Table 4 Optimal solutions with different α and β ( δ=5 )

(2) Optimal solutions with different δ: The second set of experiments focus on the other index δ. Table 5 illustrates the relationship between the optimal objectives and different δ values, in which α and β are all set as 0.9. When we depict the results in Figure 4, we can find that the optimal objectives will not change any more when δ is set to be not less than 7; moreover, the optimal objective value of g 2(x,y) is decreasing with respect to the increase of δ, while g 1(x) varies with an opposite tendency. When the objective value of g 2(x,y) reaches 47.2, which is the optimal objective when g 2(x,y) is treated as the single objective, the figure will not change any more.

Figure 4
figure 4

Objective values with different δ (α=0.9, β=0.9).

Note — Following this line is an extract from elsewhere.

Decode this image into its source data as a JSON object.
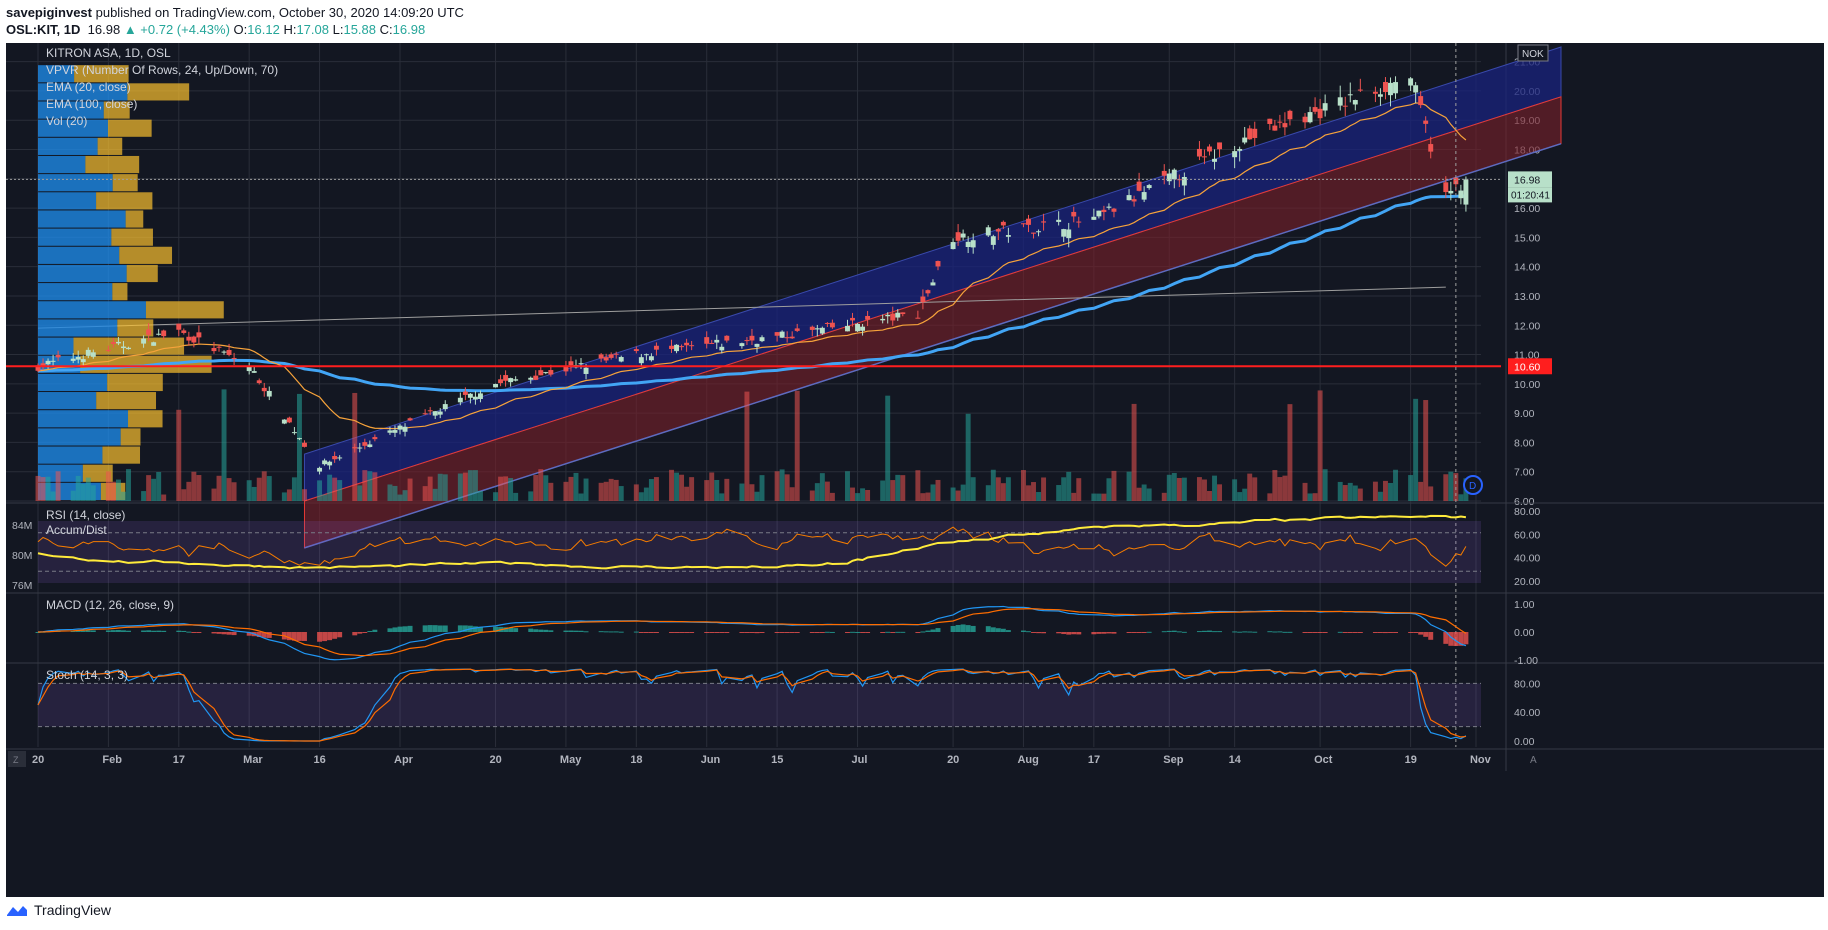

Table 5 Optimal solutions with different δ ( α=0.9 , β=0.9 )

Conclusions

Uncertainty theory is a branch of mathematics to study the characteristics of nondeterministic phenomenon. In this paper, we applied uncertainty theory to investigating the multi-modal shortest path problem in which the arc time and arc costs are represented by uncertain variables. Considering two objectives, which are to minimize the total travel time and travel costs, we formulated a chance-constrained programming model for the problem of interest. For handling convenience, the model was then transformed into its deterministic crisp equivalent. Additionally, the bi-objective model was simplified into a single objective model by converting one objective function into a new constraint with the given threshold. Finally, the results of the numerical experiments deriving from the LINGO software demonstrated the performance of the proposed approaches. Actually, multi-modal shortest path problems have been widely solved by the label-setting algorithm [35], label-correcting algorithm [25], and genetic algorithm [36,37], which can also be considered in our further studies.